I haven’t really kept up with android stuff for a while, but it looks like a handful of recent FOSS apps are using Shizuku for cool functionality. The new SDMaid uses it, and so do apps like Lemmy Redirect. In the list of apps, there’s also F-Droid, but I don’t really know what that’s for just yet.
What is it, and how does it work? Does it allow you to do anything you could otherwise need a Rooted device for? In that sense, is it unsafe / something Google will try to block in the future?
It's not unsafe. You have a version on playstore. Basically, it allows you to use privileged APIs which would need manually using ADB or root. Some of my apps like Darq, droid-ify, takostats, and lemmy-redirect use it perform actions like enabling link handling, performing app installation, applying force dark mode without requiring root, etc.
Here's the description pulled from fdroid:
using system APIs directly with adb/root privileges from normal apps
When developing apps that requires root, the most common method is to run some commands in the su shell. For example, there is app uses pm enable/disable command to enable/disable components. This method has very big disadvantages:
• Extremely slow (Multiple process creation)
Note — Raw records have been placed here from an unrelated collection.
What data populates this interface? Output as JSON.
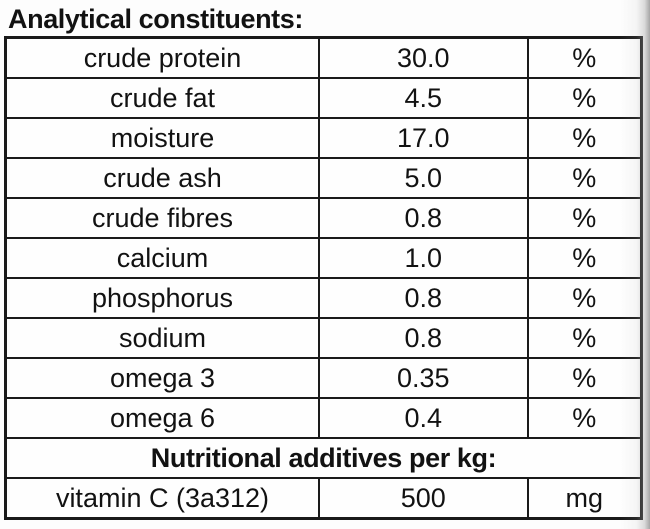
{
  "heading": {
    "text": "Analytical constituents:"
  },
  "table": {
    "rows": [
      {
        "name": "crude protein",
        "value": "30.0",
        "unit": "%"
      },
      {
        "name": "crude fat",
        "value": "4.5",
        "unit": "%"
      },
      {
        "name": "moisture",
        "value": "17.0",
        "unit": "%"
      },
      {
        "name": "crude ash",
        "value": "5.0",
        "unit": "%"
      },
      {
        "name": "crude fibres",
        "value": "0.8",
        "unit": "%"
      },
      {
        "name": "calcium",
        "value": "1.0",
        "unit": "%"
      },
      {
        "name": "phosphorus",
        "value": "0.8",
        "unit": "%"
      },
      {
        "name": "sodium",
        "value": "0.8",
        "unit": "%"
      },
      {
        "name": "omega 3",
        "value": "0.35",
        "unit": "%"
      },
      {
        "name": "omega 6",
        "value": "0.4",
        "unit": "%"
      }
    ],
    "section_header": "Nutritional additives per kg:",
    "additives": [
      {
        "name": "vitamin C (3a312)",
        "value": "500",
        "unit": "mg"
      }
    ]
  },
  "colors": {
    "border": "#1a1a1a",
    "text": "#121212",
    "edge_shadow": "#969696"
  }
}
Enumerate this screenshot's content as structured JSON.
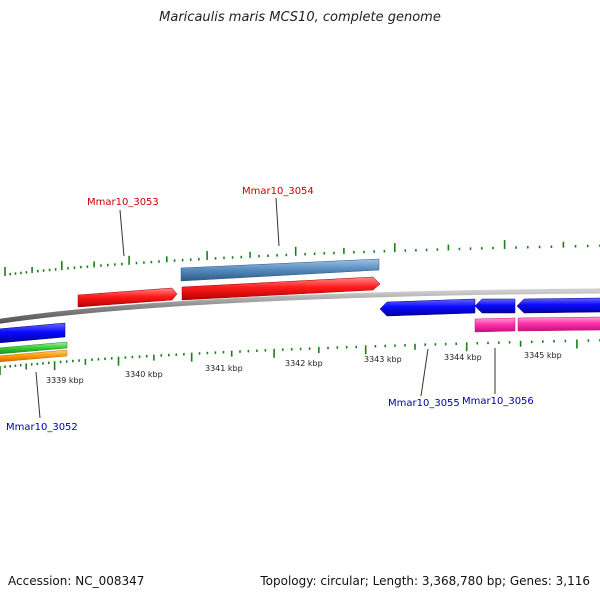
{
  "title": "Maricaulis maris MCS10, complete genome",
  "footer": {
    "accession": "Accession: NC_008347",
    "summary": "Topology: circular; Length: 3,368,780 bp; Genes: 3,116"
  },
  "colors": {
    "backbone": "#8a8a8a",
    "tick": "#1a7f1a",
    "forward_cds": "#ff0000",
    "forward_gene": "#4f83b5",
    "reverse_cds": "#0000ff",
    "reverse_misc": "#ff2aa8",
    "green_feature": "#33cc33",
    "orange_feature": "#ff9900",
    "forward_label": "#cc0000",
    "reverse_label": "#0000aa",
    "coordinate_label": "#222222"
  },
  "coordinate_labels": [
    "3339 kbp",
    "3340 kbp",
    "3341 kbp",
    "3342 kbp",
    "3343 kbp",
    "3344 kbp",
    "3345 kbp"
  ],
  "gene_labels": [
    {
      "text": "Mmar10_3053",
      "strand": "forward"
    },
    {
      "text": "Mmar10_3054",
      "strand": "forward"
    },
    {
      "text": "Mmar10_3052",
      "strand": "reverse"
    },
    {
      "text": "Mmar10_3055",
      "strand": "reverse"
    },
    {
      "text": "Mmar10_3056",
      "strand": "reverse"
    }
  ]
}
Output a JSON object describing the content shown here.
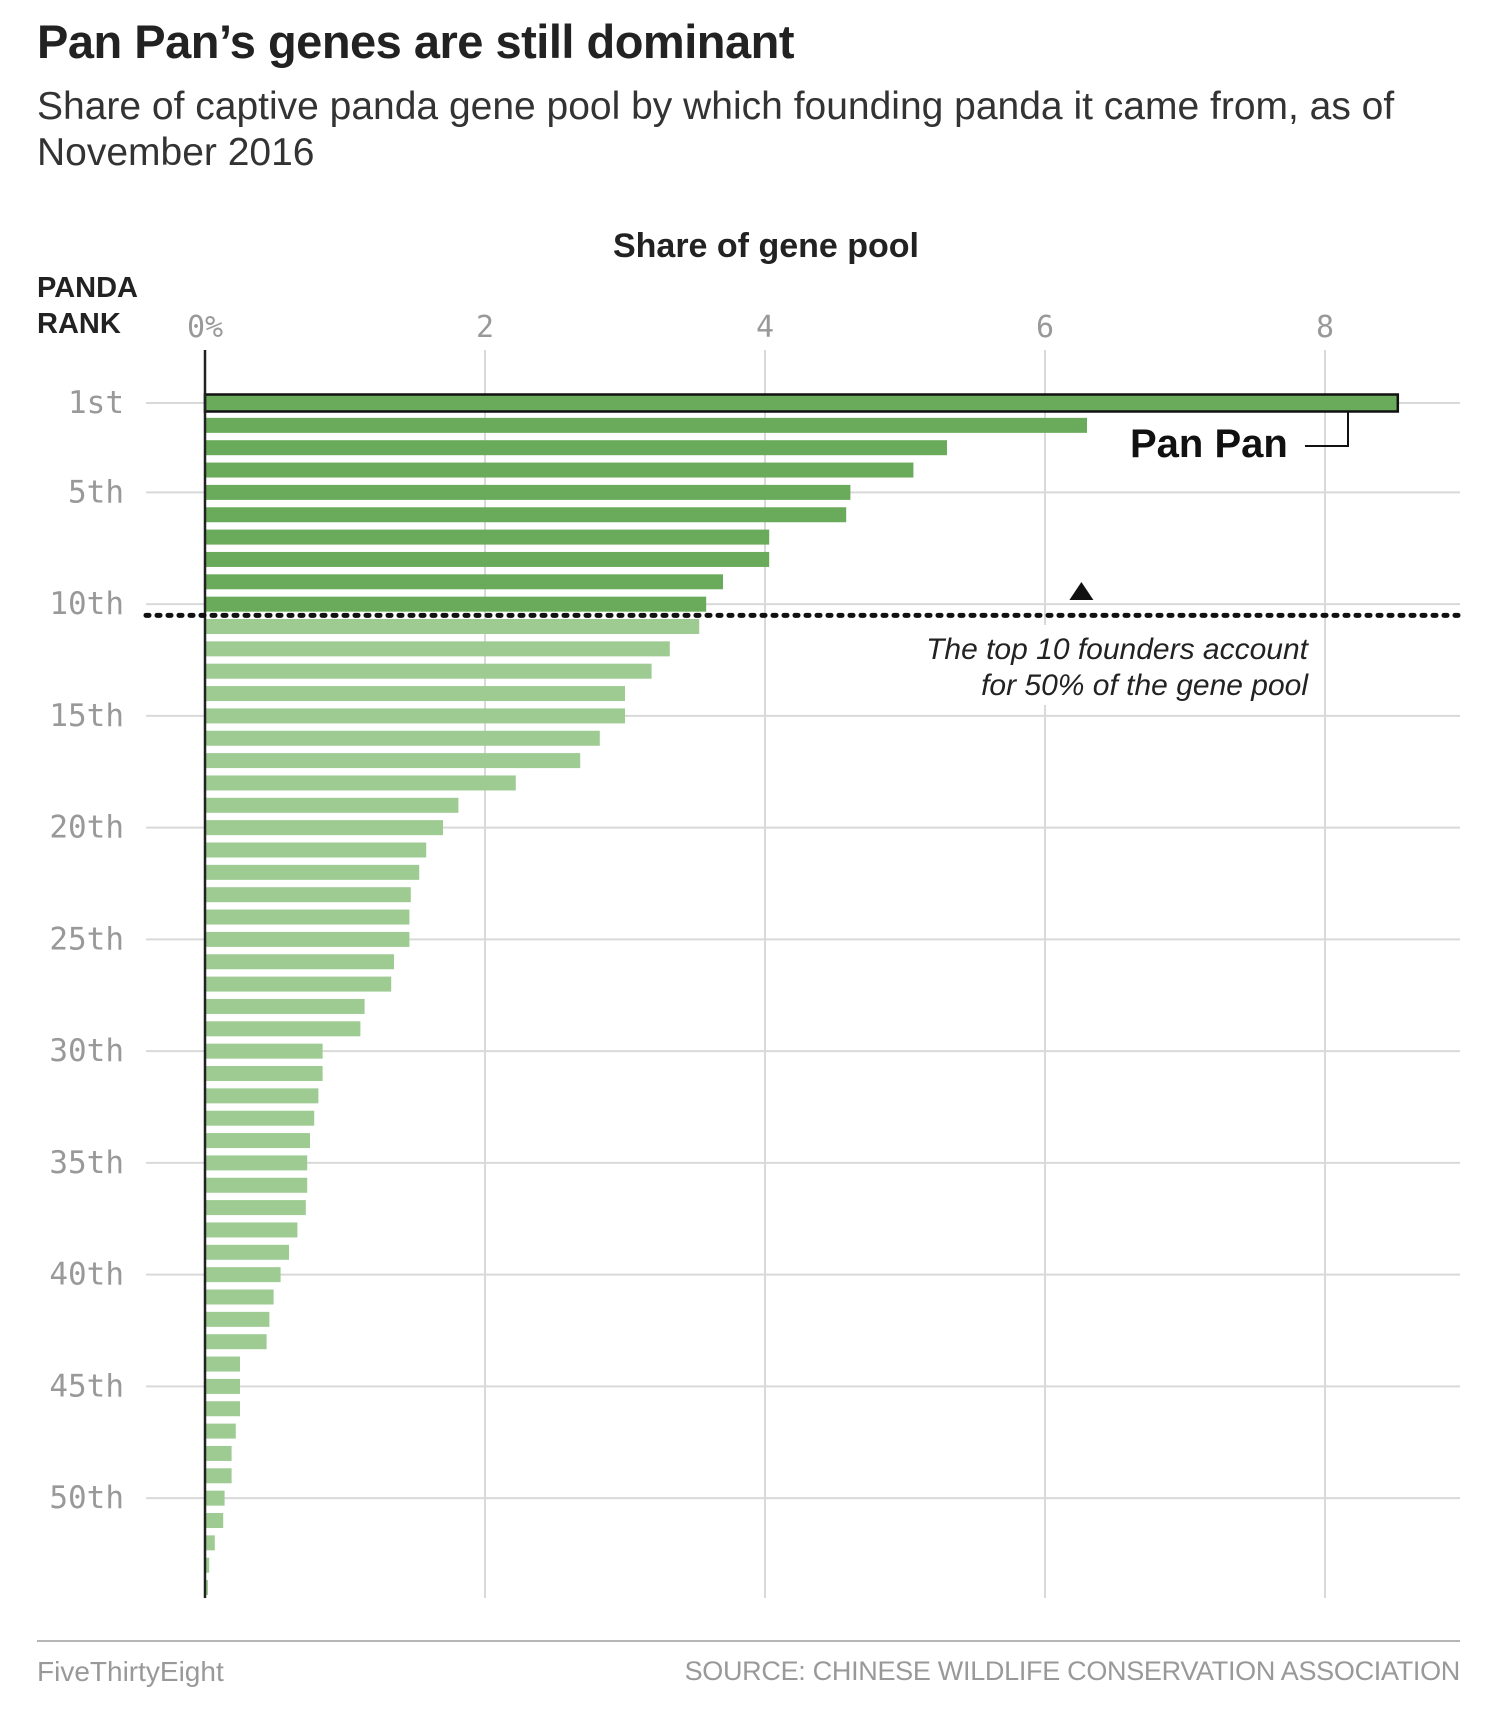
{
  "title": "Pan Pan’s genes are still dominant",
  "subtitle": "Share of captive panda gene pool by which founding panda it came from, as of November 2016",
  "credit": "FiveThirtyEight",
  "source": "SOURCE: CHINESE WILDLIFE CONSERVATION ASSOCIATION",
  "colors": {
    "top10": "#6aaa5b",
    "rest": "#9dcb92",
    "grid": "#d9d9d9",
    "text": "#222222",
    "tick": "#999999"
  },
  "chart_data": {
    "type": "bar",
    "orientation": "horizontal",
    "xlabel": "Share of gene pool",
    "ylabel_line1": "PANDA",
    "ylabel_line2": "RANK",
    "xlim": [
      0,
      8.8
    ],
    "x_ticks": [
      0,
      2,
      4,
      6,
      8
    ],
    "x_tick_labels": [
      "0%",
      "2",
      "4",
      "6",
      "8"
    ],
    "y_tick_ranks": [
      1,
      5,
      10,
      15,
      20,
      25,
      30,
      35,
      40,
      45,
      50
    ],
    "y_tick_labels": [
      "1st",
      "5th",
      "10th",
      "15th",
      "20th",
      "25th",
      "30th",
      "35th",
      "40th",
      "45th",
      "50th"
    ],
    "grid": true,
    "ranks": [
      1,
      2,
      3,
      4,
      5,
      6,
      7,
      8,
      9,
      10,
      11,
      12,
      13,
      14,
      15,
      16,
      17,
      18,
      19,
      20,
      21,
      22,
      23,
      24,
      25,
      26,
      27,
      28,
      29,
      30,
      31,
      32,
      33,
      34,
      35,
      36,
      37,
      38,
      39,
      40,
      41,
      42,
      43,
      44,
      45,
      46,
      47,
      48,
      49,
      50,
      51,
      52,
      53,
      54
    ],
    "values": [
      8.52,
      6.3,
      5.3,
      5.06,
      4.61,
      4.58,
      4.03,
      4.03,
      3.7,
      3.58,
      3.53,
      3.32,
      3.19,
      3.0,
      3.0,
      2.82,
      2.68,
      2.22,
      1.81,
      1.7,
      1.58,
      1.53,
      1.47,
      1.46,
      1.46,
      1.35,
      1.33,
      1.14,
      1.11,
      0.84,
      0.84,
      0.81,
      0.78,
      0.75,
      0.73,
      0.73,
      0.72,
      0.66,
      0.6,
      0.54,
      0.49,
      0.46,
      0.44,
      0.25,
      0.25,
      0.25,
      0.22,
      0.19,
      0.19,
      0.14,
      0.13,
      0.07,
      0.03,
      0.0
    ],
    "highlight_count": 10,
    "annotations": {
      "highlight_label": "Pan Pan",
      "threshold_note_line1": "The top 10 founders account",
      "threshold_note_line2": "for 50% of the gene pool"
    }
  }
}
• Needs to process texts (Super unreliable)
• The possibility is limited to available commands
• Even if adb has sufficient permissions, the app requires root privileges to run
Shizuku uses a completely different way. The most important feature Shizuku provides is something like be a middle man to receive requests from the app, sent to the system server, and send back the results. To the app, it is almost identical to the use system APIs directly. But it's much faster as it hooks into the system directly.
Note that it is, however, unfree software, not FOSS:
For the project as a whole, it is not free.
You are FORBIDDEN to distribute the apk compiled by you
(including modified, e.g., rename app name "Shizuku" to something else)
to any store (IBNLT Google Play Store, F-Droid, Amazon Appstore etc.).
The readme says licensed under Apache-2.0. The license itself allows modification and redistribution with some conditions. unless only parts of the source code are free. It should not be forbidden just because he says so. He does say image files may not be used unless for displaying shizuku. Regardless, it leaves a sour taste in the mouth.
The readme also states that you are not allowed to distribute built artifacts and that makes it unfree.
Free software OTOH must allow you to do anything you want with the covered software as long as you fulfil the duties the license requires of you.
See for instance requirement 3 of the OSI's Open-Source Definition.
The readme says licensed under Apache-2.0. The license itself allows modification and redistribution with some conditions. unless only parts of the source code are free. It should not be forbidden just because he says so. He does say image files may not be used unless for displaying shizuku. Regardless, it leaves a sour taste in the mouth.